With that in mind, Future Farming put together a completely new edition of the most comprehensive and complete field robot buyers’ guide, featuring commercially available field robots from all over the world. These are commercially available robots that can be bought, leased, rented or hired as a service in 2023. Some 110 manufacturers of field and harvest robots for open field crop production were approached to either update their existing listings and/or add their new robots.
Commercial availability in 2023 and a price indication are hard requirements. The latter resulted in manufacturers such as Carbon Robotics, Easton Robotics, Harvest CROO, Muddy Machines and Raven being excluded from the print catalogue because they weren’t willing to disclose their pricing. Their offerings can however still be found on a special webpage: Robots without pricing or not available anymore.
A total of 50 field and harvest robots made it to this year’s edition of the buyers’ guide. About a dozen are new and included for the first time. Some of these are from startups that were founded in recent years and others include new robots from established manufacturers such as AgXeed, GUSS, Korechi and Naïo Technologies. Their portfolios are already expanding to three or even four models for various applications and sectors.

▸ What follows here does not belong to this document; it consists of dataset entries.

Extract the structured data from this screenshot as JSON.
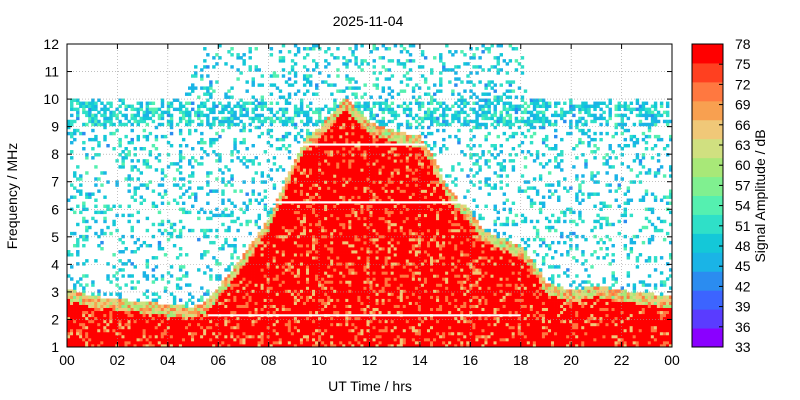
{
  "chart_data": {
    "type": "heatmap",
    "title": "2025-11-04",
    "xlabel": "UT Time / hrs",
    "ylabel": "Frequency / MHz",
    "xlim": [
      0,
      24
    ],
    "ylim": [
      1,
      12
    ],
    "x_ticks": [
      "00",
      "02",
      "04",
      "06",
      "08",
      "10",
      "12",
      "14",
      "16",
      "18",
      "20",
      "22",
      "00"
    ],
    "y_ticks": [
      "1",
      "2",
      "3",
      "4",
      "5",
      "6",
      "7",
      "8",
      "9",
      "10",
      "11",
      "12"
    ],
    "grid": true,
    "colorbar": {
      "label": "Signal Amplitude / dB",
      "range": [
        33,
        78
      ],
      "ticks": [
        "33",
        "36",
        "39",
        "42",
        "45",
        "48",
        "51",
        "54",
        "57",
        "60",
        "63",
        "66",
        "69",
        "72",
        "75",
        "78"
      ],
      "colors": [
        "#8a00ff",
        "#5a3cff",
        "#3c64ff",
        "#2b8cf0",
        "#1ab4e6",
        "#14c8d8",
        "#2fe0c8",
        "#55f0b0",
        "#80f090",
        "#a8e878",
        "#d0e080",
        "#f0c878",
        "#f8a050",
        "#ff7840",
        "#ff4020",
        "#ff0000"
      ]
    },
    "strong_region_upper_mhz": [
      [
        0,
        3.0
      ],
      [
        1,
        2.7
      ],
      [
        2,
        2.6
      ],
      [
        3,
        2.5
      ],
      [
        4,
        2.4
      ],
      [
        5,
        2.3
      ],
      [
        5.5,
        2.5
      ],
      [
        6,
        3.0
      ],
      [
        7,
        4.2
      ],
      [
        8,
        5.5
      ],
      [
        9,
        7.6
      ],
      [
        9.5,
        8.5
      ],
      [
        10,
        8.8
      ],
      [
        10.5,
        9.3
      ],
      [
        11,
        9.9
      ],
      [
        11.5,
        9.5
      ],
      [
        12,
        9.0
      ],
      [
        13,
        8.7
      ],
      [
        14,
        8.5
      ],
      [
        14.5,
        7.8
      ],
      [
        15,
        6.8
      ],
      [
        15.5,
        6.2
      ],
      [
        16,
        5.8
      ],
      [
        16.5,
        5.1
      ],
      [
        17,
        4.9
      ],
      [
        18,
        4.5
      ],
      [
        18.5,
        4.0
      ],
      [
        19,
        3.2
      ],
      [
        20,
        2.9
      ],
      [
        21,
        3.1
      ],
      [
        22,
        2.9
      ],
      [
        23,
        2.8
      ],
      [
        24,
        2.7
      ]
    ],
    "noise_upper_mhz": [
      [
        0,
        10.0
      ],
      [
        4.5,
        10.0
      ],
      [
        5.5,
        12.0
      ],
      [
        18,
        12.0
      ],
      [
        18.3,
        10.0
      ],
      [
        24,
        10.0
      ]
    ],
    "bright_lines_mhz": [
      {
        "from_hr": 9.0,
        "to_hr": 14.2,
        "freq": 8.35
      },
      {
        "from_hr": 7.8,
        "to_hr": 15.8,
        "freq": 6.25
      },
      {
        "from_hr": 5.6,
        "to_hr": 18.0,
        "freq": 2.15
      }
    ]
  }
}
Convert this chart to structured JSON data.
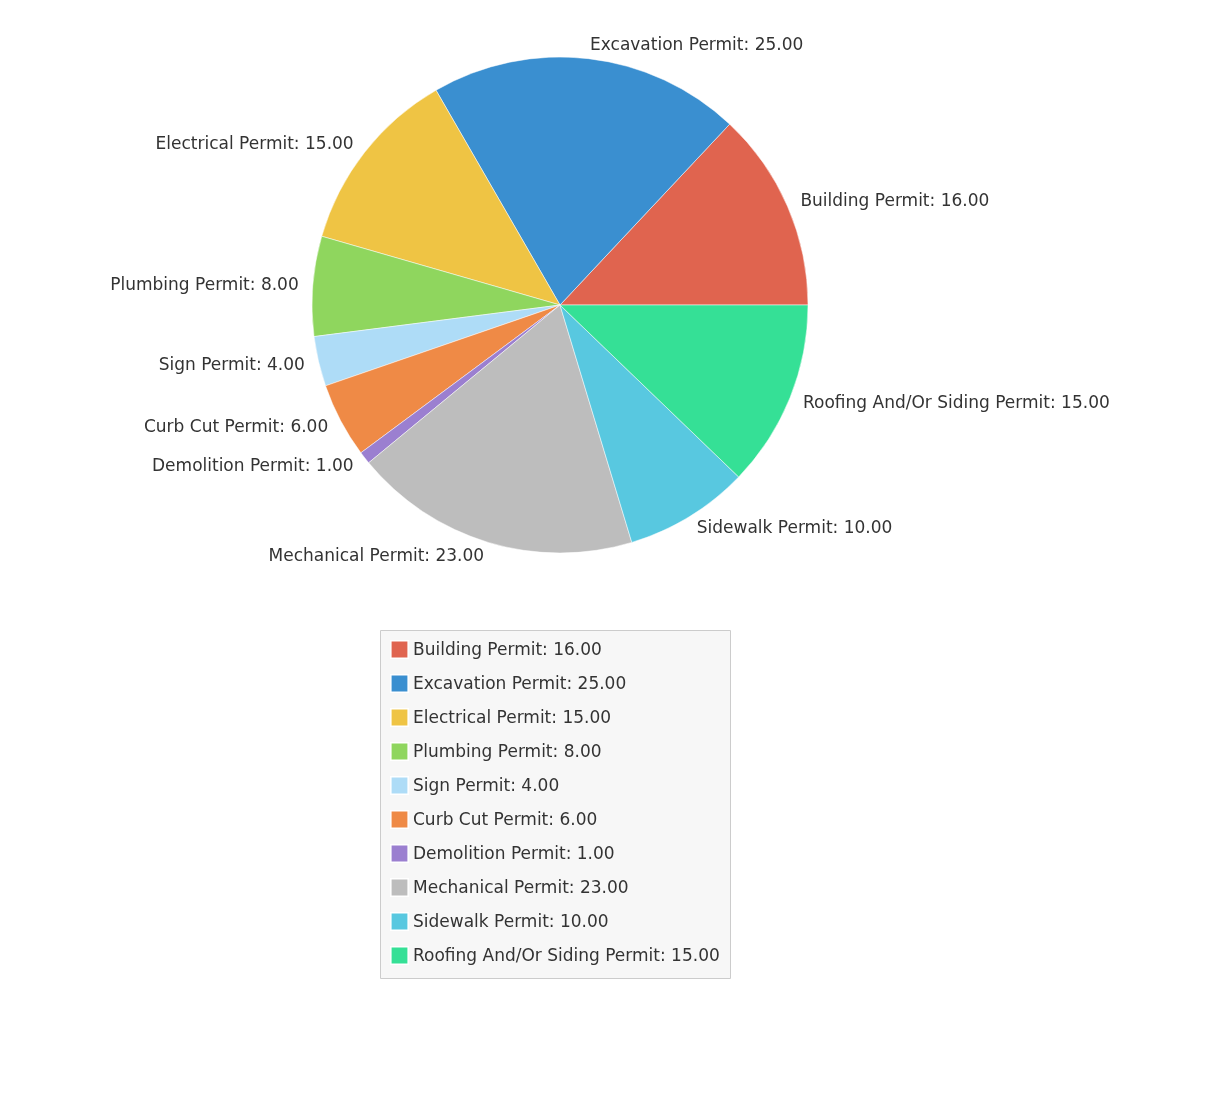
{
  "chart_data": {
    "type": "pie",
    "categories": [
      "Building Permit",
      "Excavation Permit",
      "Electrical Permit",
      "Plumbing Permit",
      "Sign Permit",
      "Curb Cut Permit",
      "Demolition Permit",
      "Mechanical Permit",
      "Sidewalk Permit",
      "Roofing And/Or Siding Permit"
    ],
    "values": [
      16,
      25,
      15,
      8,
      4,
      6,
      1,
      23,
      10,
      15
    ],
    "value_labels": [
      "16.00",
      "25.00",
      "15.00",
      "8.00",
      "4.00",
      "6.00",
      "1.00",
      "23.00",
      "10.00",
      "15.00"
    ],
    "colors": [
      "#e0644f",
      "#3a8fd0",
      "#efc444",
      "#8fd65e",
      "#aedcf7",
      "#ef8a46",
      "#9b7fd0",
      "#bdbdbd",
      "#58c8e0",
      "#35e096"
    ],
    "legend": "bottom"
  }
}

It makes quite a difference whether you’re looking for a robot specialised in for instance mechanical weeding or spraying, for a multipurpose robot or for a harvest robot for a particular type of crop or fruit. The robots in this catalogue are therefore divided into three categories:
30 of the 50 commercially availabe field robots in the catalogue can be characterised as multi-purpose and thus capable of performing more than a single task or operation. Some are large and versatile (and expensive) enough to replace today’s tractors, while others are smaller and dedicated to weeding and other sorts of crop care.
Particularly interesting is the category harvest robots. These are mostly designed to harvest a particular type of crop or fruit and often face short harvest seasons. This results in challenging business cases for manufacturers, investors and most of all for farmers.
As labour is a key requirement for specialty crop growers as stated in the Global Harvest Automation Report from the Western Growers Association, robotic harvesting solutions can bring massive savings. Radish grower Ortolanda for instance, is saving up to 50% on harvesting costs by using a harvesting and bunching robot that replaces at least 12 people.